- Em 2025, a riqueza financeira da América Latina cresceu 17,7%, impulsionada pelos mercados de ações, apesar das tensões globais.
- A região acumulou um avanço de US$ 1,3 trilhão em ativos financeiros no ano passado, segundo o Relatório Global sobre Riqueza 2026 do Boston Consulting Group.
- Globalmente, a riqueza financeira aumentou 10,7%, atingindo US$ 333 trilhões, com ganhos significativos em ações e commodities.
- Observa-se alta volatilidade entre classes de ativos: ações subiram 13,2%, ativos imobiliários cresceram 7,4% e o ouro avançou cerca de 44%.
- A BCG projeta crescimento médio de cerca de 6% ao ano na região nos próximos cinco anos, com América Latina relativamente resiliente a choques externos.
A riqueza financeira da América Latina cresceu 17,7% em 2025, segundo o Relatório Global sobre Riqueza 2026 do Boston Consulting Group (BCG). O ganho ocorreu apesar das tensões globais que afetaram a economia mundial no ano passado.
O valor total alcançou US$ 1,3 trilhão em ativos financeiros, com a soma global dos ativos financeiros chegando a US$ 333 trilhões em 2025. Na região, ativos reais subiram 14,2% e os passivos cresceram 20,3%. O patrimônio líquido avançou 15,2%.
A projeção do BCG é de crescimento anual médio de aproximadamente 7% na riqueza financeira latino-americana até 2030, sustentado pela performance de ações em mercados globais.
O estudo aponta que a riqueza transfronteiriça na região tem atuado como apoio estável, mesmo diante de choques externos e de tensões geopolíticas. O relatório destaca fatores macroeconômicos relativamente sólidos.
Desempenho global
Em uma leitura mundial, a riqueza financeira aumentou 10,7% em 2025, totalizando US$ 333 trilhões. A expansão ocorreu mesmo com guerras comerciais e incerteza geopolítica, refletindo a força de mercados acionários.
Os dados evidenciam disparidades entre mercados que geram riqueza e aqueles afetados pela incerteza econômica, conforme o BCG. O ouro teve destaque, com alta de cerca de 44%.
Panorama regional
A Ásia-Pacífico liderou o crescimento global, puxado pela cadeia de suprimentos de IA. China continental registrou alta de 15% em 2025, com expectativa de 9% ao ano até 2030.

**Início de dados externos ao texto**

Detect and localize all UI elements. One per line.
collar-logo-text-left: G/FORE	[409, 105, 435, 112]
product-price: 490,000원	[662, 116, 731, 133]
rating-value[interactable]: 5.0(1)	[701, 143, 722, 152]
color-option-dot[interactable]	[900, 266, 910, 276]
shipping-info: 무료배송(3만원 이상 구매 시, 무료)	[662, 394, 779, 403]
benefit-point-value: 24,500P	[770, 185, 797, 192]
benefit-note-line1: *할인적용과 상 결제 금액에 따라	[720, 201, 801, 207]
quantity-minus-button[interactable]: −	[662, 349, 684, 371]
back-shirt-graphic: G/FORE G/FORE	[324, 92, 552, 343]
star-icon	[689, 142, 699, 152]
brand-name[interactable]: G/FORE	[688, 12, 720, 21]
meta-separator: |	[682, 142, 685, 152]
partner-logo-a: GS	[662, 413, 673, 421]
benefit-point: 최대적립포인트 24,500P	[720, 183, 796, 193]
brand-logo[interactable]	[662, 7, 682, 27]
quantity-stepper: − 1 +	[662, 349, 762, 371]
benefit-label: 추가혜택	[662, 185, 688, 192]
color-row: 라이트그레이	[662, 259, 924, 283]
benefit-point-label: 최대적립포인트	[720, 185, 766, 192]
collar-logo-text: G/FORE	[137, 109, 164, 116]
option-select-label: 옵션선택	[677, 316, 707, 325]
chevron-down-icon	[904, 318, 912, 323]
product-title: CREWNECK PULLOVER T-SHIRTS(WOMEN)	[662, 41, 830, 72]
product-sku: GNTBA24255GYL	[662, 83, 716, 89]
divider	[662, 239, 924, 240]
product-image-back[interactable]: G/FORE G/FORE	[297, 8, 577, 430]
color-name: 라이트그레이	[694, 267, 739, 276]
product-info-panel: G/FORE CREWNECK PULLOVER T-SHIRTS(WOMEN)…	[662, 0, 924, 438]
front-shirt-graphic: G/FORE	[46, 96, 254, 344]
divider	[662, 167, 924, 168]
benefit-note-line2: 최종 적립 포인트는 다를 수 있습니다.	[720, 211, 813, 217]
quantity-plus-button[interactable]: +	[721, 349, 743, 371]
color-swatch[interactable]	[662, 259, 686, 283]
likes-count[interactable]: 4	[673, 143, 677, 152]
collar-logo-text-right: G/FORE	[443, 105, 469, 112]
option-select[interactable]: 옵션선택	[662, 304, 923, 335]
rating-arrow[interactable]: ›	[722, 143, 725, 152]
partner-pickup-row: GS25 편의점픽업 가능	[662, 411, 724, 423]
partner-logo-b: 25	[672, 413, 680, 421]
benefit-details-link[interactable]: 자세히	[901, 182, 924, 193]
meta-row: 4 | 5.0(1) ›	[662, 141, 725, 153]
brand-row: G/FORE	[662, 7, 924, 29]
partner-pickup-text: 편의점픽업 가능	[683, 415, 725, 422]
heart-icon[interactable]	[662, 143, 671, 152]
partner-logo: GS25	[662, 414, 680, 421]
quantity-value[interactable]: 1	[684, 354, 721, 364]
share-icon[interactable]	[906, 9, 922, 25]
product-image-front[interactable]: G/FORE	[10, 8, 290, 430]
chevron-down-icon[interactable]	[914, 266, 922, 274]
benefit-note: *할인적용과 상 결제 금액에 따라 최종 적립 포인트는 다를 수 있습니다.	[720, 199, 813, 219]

A América do Norte teve aumento modesto de 7,4%, influenciado pela desvalorização do dólar e por ações de tecnologia de grande capitalização.
A Europa Ocidental surpreendeu positivamente, com avanço de 15,3% devido a variações cambiais favoráveis e alta poupança das famílias.
Perspectivas por região
O BCG projeta expansão de 5% ao ano na riqueza da Europa Ocidental nos próximos cinco anos. Oriente Médio e África cresceram 12,3% em 2025, com expectativa de 7% ao ano no período.
Na América Latina, além do desempenho de 2025, o relatório aponta que quatro países da região — Chile, México, Brasil e Colômbia — figuram entre os 50 com maior riqueza líquida per capita, segundo a Allianz Global Wealth Report 2025.
Destaques por país e ranking
Em 2024, o Chile liderou a riqueza líquida per capita na região, com €18.730 (~ US$ 21.229). México e Brasil aparecem na sequência, com €9.100 (US$ 10.655) e €8.070 (US$ 9.449), respectivamente. A Colômbia ficou em terceiro entre os latino-americanos.
O levantamento também indica ranking de Peru e Argentina entre os 60 primeiros em diferentes posições. A Allianz acompanha ativos financeiros brutos das famílias, incluindo poupança, investimentos e dívidas.
Observações do estudo
Segundo o BCG, o crescimento global da riqueza é acompanhado pela concentração de ganhos entre mercados de maior escala e aqueles com maior incerteza. O relatório ressalta ainda que os ativos imobiliários, ouro e ações tiveram performances distintas em 2025.